Félia

Elle le savait, oui, son chat Benne le lui avait dit, et Henri le bœuf, et Jacob la tortue, et Cathy la pie: son bipède erre dans la ville au gré des champs magnétiques, totalement dépourvu du moindre libre arbitre.

Surtout, ont insisté, répété, martelé, Benne et Henri et Jacob et Cathy, laisse-le, abandonne-le à son sort, ne virevolte-face pas, ne pivote point, sous aucun prétexte évite de te retourner! Son sillage est semé de la putréfaction pétrifiée de tous les reproducteurs. Une allée infernale.
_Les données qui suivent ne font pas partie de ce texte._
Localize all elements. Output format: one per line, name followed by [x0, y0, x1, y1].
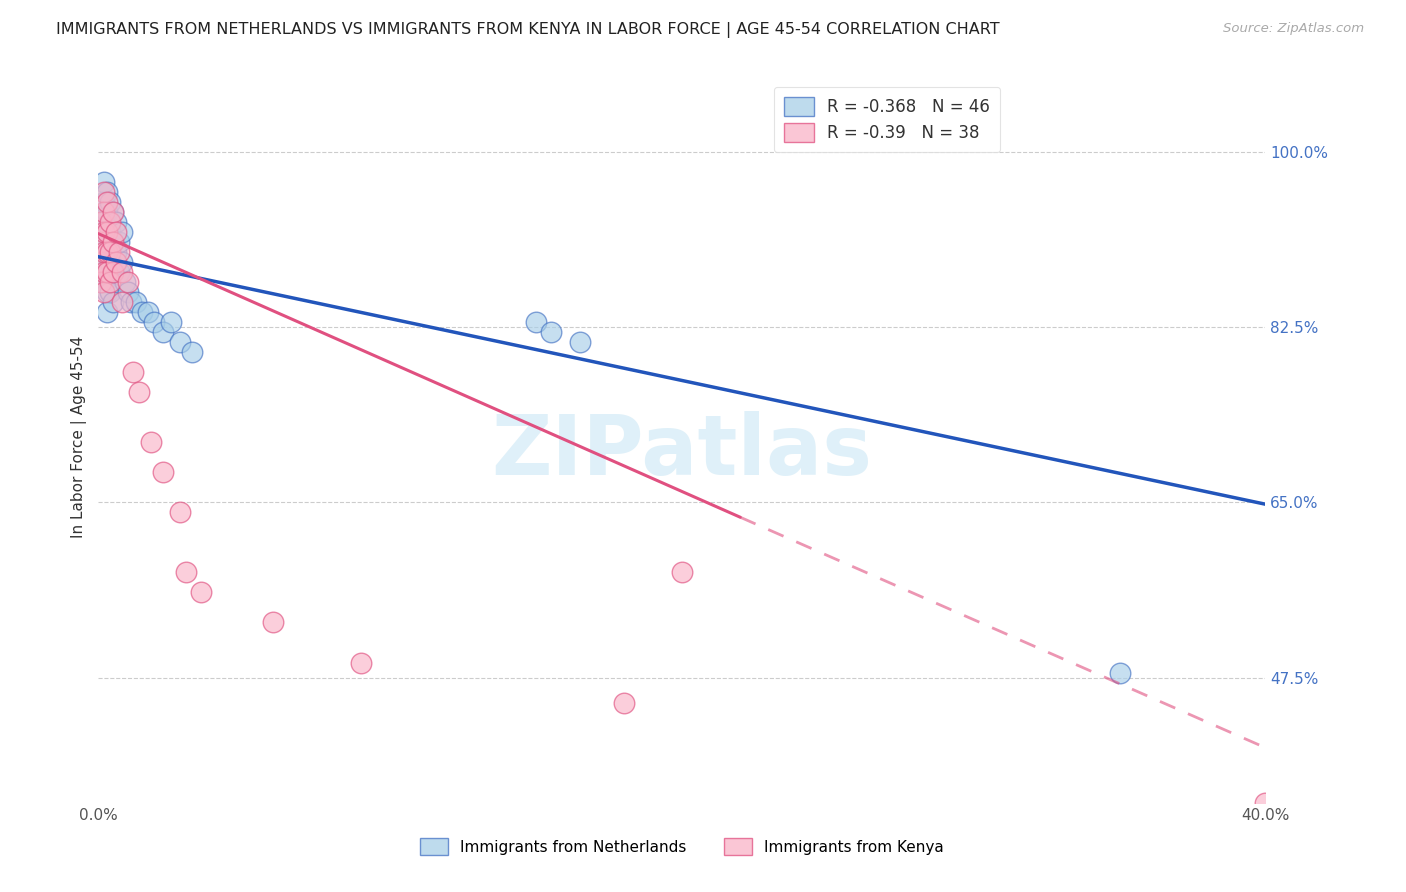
- Point: [90, 275, 112, 289]
- Point: [96, 244, 118, 259]
- Point: [101, 294, 124, 309]
- Point: [96, 185, 118, 199]
- Point: [93, 235, 115, 249]
- Legend: Immigrants from Netherlands, Immigrants from Kenya: Immigrants from Netherlands, Immigrants …: [413, 832, 950, 861]
- Point: [90, 214, 112, 228]
- Point: [104, 214, 127, 228]
- Point: [104, 254, 127, 268]
- Point: [96, 305, 118, 319]
- Point: [111, 225, 134, 239]
- Point: [122, 365, 145, 379]
- Point: [101, 235, 124, 249]
- Point: [262, 615, 284, 630]
- Point: [90, 235, 112, 249]
- Point: [93, 204, 115, 219]
- Point: [93, 214, 115, 228]
- Point: [98, 244, 121, 259]
- Point: [93, 244, 115, 259]
- Point: [98, 214, 121, 228]
- Point: [96, 265, 118, 279]
- Text: ZIPatlas: ZIPatlas: [492, 411, 872, 492]
- Point: [111, 294, 134, 309]
- Point: [114, 275, 136, 289]
- Point: [101, 265, 124, 279]
- Point: [93, 254, 115, 268]
- Point: [174, 566, 197, 580]
- Point: [568, 334, 591, 349]
- Point: [93, 225, 115, 239]
- Point: [98, 285, 121, 299]
- Point: [190, 585, 212, 599]
- Text: Source: ZipAtlas.com: Source: ZipAtlas.com: [1223, 22, 1364, 36]
- Point: [108, 235, 131, 249]
- Point: [96, 265, 118, 279]
- Point: [131, 305, 153, 319]
- Point: [96, 225, 118, 239]
- Point: [96, 225, 118, 239]
- Point: [111, 265, 134, 279]
- Point: [96, 194, 118, 209]
- Point: [136, 305, 159, 319]
- Point: [90, 254, 112, 268]
- Point: [101, 204, 124, 219]
- Point: [612, 696, 634, 710]
- Point: [108, 244, 131, 259]
- Point: [152, 325, 174, 339]
- Point: [98, 254, 121, 268]
- Point: [93, 285, 115, 299]
- Point: [160, 315, 183, 329]
- Point: [117, 285, 139, 299]
- Point: [128, 384, 150, 399]
- Point: [90, 214, 112, 228]
- Point: [98, 194, 121, 209]
- Point: [117, 275, 139, 289]
- Point: [90, 235, 112, 249]
- Point: [101, 265, 124, 279]
- Point: [93, 185, 115, 199]
- Point: [93, 194, 115, 209]
- Point: [671, 566, 693, 580]
- Point: [540, 325, 562, 339]
- Point: [98, 275, 121, 289]
- Point: [90, 254, 112, 268]
- Point: [93, 275, 115, 289]
- Point: [1108, 665, 1130, 680]
- Point: [111, 254, 134, 268]
- Point: [98, 225, 121, 239]
- Point: [169, 505, 191, 519]
- Point: [104, 244, 127, 259]
- Point: [108, 265, 131, 279]
- Point: [93, 175, 115, 189]
- Point: [142, 315, 165, 329]
- Point: [96, 244, 118, 259]
- Point: [350, 656, 373, 670]
- Point: [152, 465, 174, 479]
- Point: [101, 204, 124, 219]
- Point: [180, 345, 202, 359]
- Point: [93, 265, 115, 279]
- Point: [169, 334, 191, 349]
- Point: [1254, 796, 1277, 810]
- Point: [120, 294, 142, 309]
- Point: [96, 285, 118, 299]
- Point: [139, 435, 162, 450]
- Point: [104, 225, 127, 239]
- Y-axis label: In Labor Force | Age 45-54: In Labor Force | Age 45-54: [72, 336, 87, 538]
- Point: [96, 204, 118, 219]
- Point: [125, 294, 148, 309]
- Point: [524, 315, 547, 329]
- Point: [90, 275, 112, 289]
- Point: [101, 235, 124, 249]
- Text: IMMIGRANTS FROM NETHERLANDS VS IMMIGRANTS FROM KENYA IN LABOR FORCE | AGE 45-54 : IMMIGRANTS FROM NETHERLANDS VS IMMIGRANT…: [56, 22, 1000, 38]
Mais elle, oh elle, n’a pas écouté. N’a écouté que son élan exalté. Son regard, mais aussi son visage, et même tout son corps, s’est tourné vers l’exécrable bipède qui, on l’a deviné, avait disparu. Un trou, un vide, le néant, un grand néant aspirateur. Qui l’a absorbé, elle.

Ni le chat, ni le bœuf, ni la tortue ou la pie ne l’ont plus jamais revue. Elle n’avait que vingt-deux ans, mais avant de disparaître, on lui en aurait donné quatre-vingt-douze et demi. Rides molles, longs cheveux blancs, raides, quelques dents écartelées.